Глава 15 Помощь

Саша

Жизнь в Манхэттене означает, что я не так уж часто наслаждаюсь видом горизонта. Пожалуй, правильнее назвать это жизнью на Луне; все остальные могут оценить тишину, свечение и призрачную красоту твоего дома, наблюдая за ним издалека, и всё же для тебя он состоит из пыли, камней и мало чего ещё. Манхэттен, изнутри, такой же, как и любой другой город — грязный, переполненный людьми и перенасыщенный разнообразными звуками, запахами и цветами. Но это великолепное место. В этом городе есть что-то, что отличает его от других городов, что населяет землю и живёт внутри бетона и железа, которые образуют здания. Такая магия, что даже самый хладнокровный и бесчувственный человек сразу же почувствует её, ступив на границу города. Мысль, что люди покидают Нью-Йорк, что собирают вещи и переезжают жить в другие места, совершенно лишённые любой магии, не покидает меня ни на день.

Я всё ещё восхищаюсь уличными торговцами. Моя кровь по-прежнему гудит от восторга каждый раз, когда я иду по Бродвею. Внутри меня по-прежнему растёт гордость, когда я поднимаю глаза на высоту Эмпайр-Стейт Билдинг. И каждый раз, когда я прохожу через двери музея, моё сердце пропускает удар.

Ещё рано. Моё тело немыслимо болит от того, как Рук изгибал меня в миллионе разных поз, пока мы занимались сексом прошлой ночью. Каждый раз, когда ноют мышцы, это самое прекрасное напоминание о часах, которые мы провели вместе. Я не хотела идти на работу. Я бы с радостью осталась в постели и позволила бы ему остаток дня исследовать и использовать моё тело так, как он посчитает нужным, но у него была встреча, которую, видимо, он не мог пропустить.
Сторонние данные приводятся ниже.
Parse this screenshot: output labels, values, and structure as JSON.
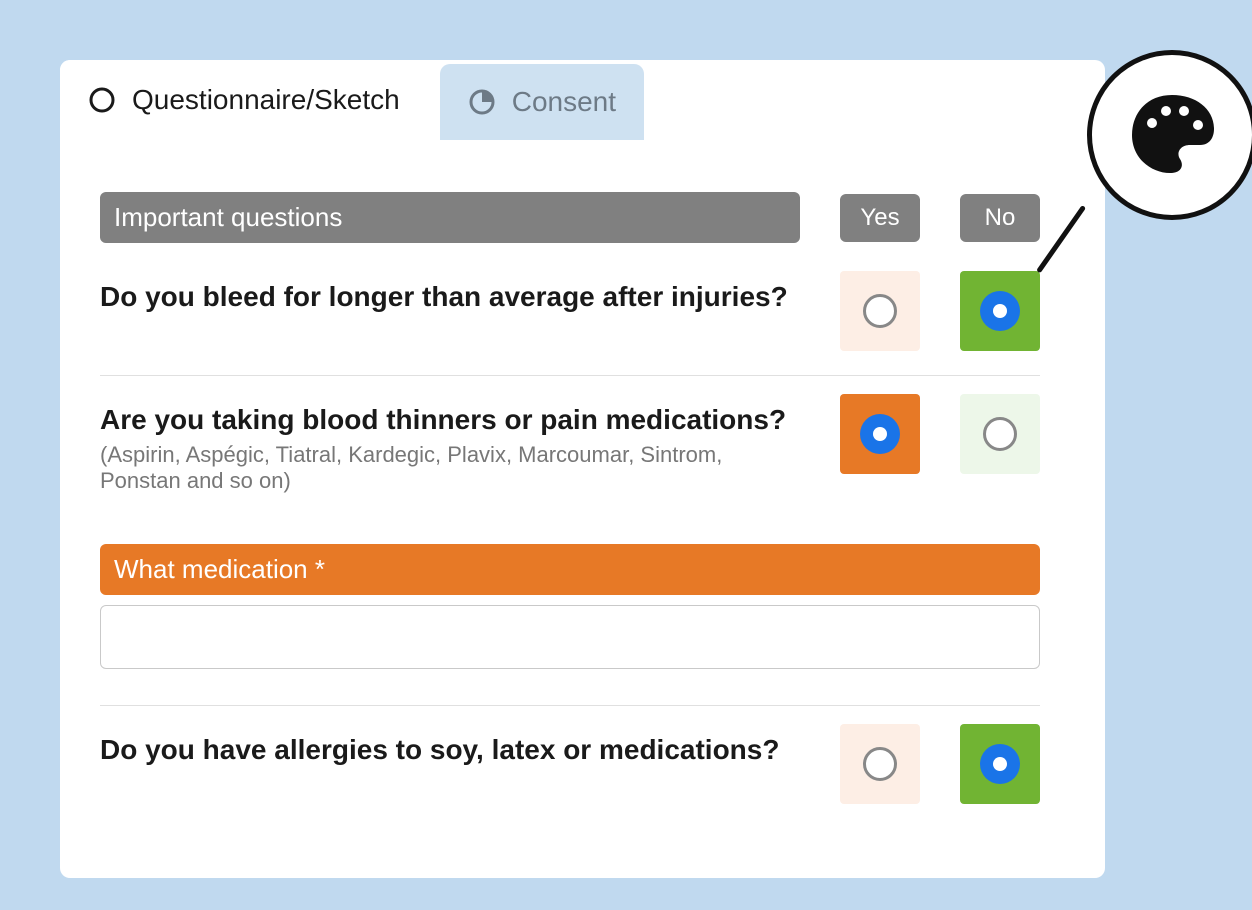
{
  "tabs": [
    {
      "label": "Questionnaire/Sketch",
      "active": true
    },
    {
      "label": "Consent",
      "active": false
    }
  ],
  "section_header": "Important questions",
  "column_headers": {
    "yes": "Yes",
    "no": "No"
  },
  "questions": [
    {
      "text": "Do you bleed for longer than average after injuries?",
      "subtext": "",
      "answer": "no"
    },
    {
      "text": "Are you taking blood thinners or pain medications?",
      "subtext": "(Aspirin, Aspégic, Tiatral, Kardegic, Plavix, Marcoumar, Sintrom, Ponstan and so on)",
      "answer": "yes"
    },
    {
      "text": "Do you have allergies to soy, latex or medications?",
      "subtext": "",
      "answer": "no"
    }
  ],
  "followup": {
    "label": "What medication *",
    "value": ""
  },
  "colors": {
    "page_bg": "#c0d9ef",
    "accent_orange": "#e77926",
    "accent_green": "#71b433",
    "header_gray": "#808080",
    "radio_blue": "#1a74e8"
  }
}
Единственные другие люди, которые уже работают в музее, это охранники. Аманда, женщина около сорока лет, которая работает в музее практически столько же, сколько и я, проверяет мою сумочку у входной двери.

— Хорошая работа, мисс Коннор, — говорит она мне. — Никакого оружия. Никаких бомб. Никакого лака для волос. Можете идти.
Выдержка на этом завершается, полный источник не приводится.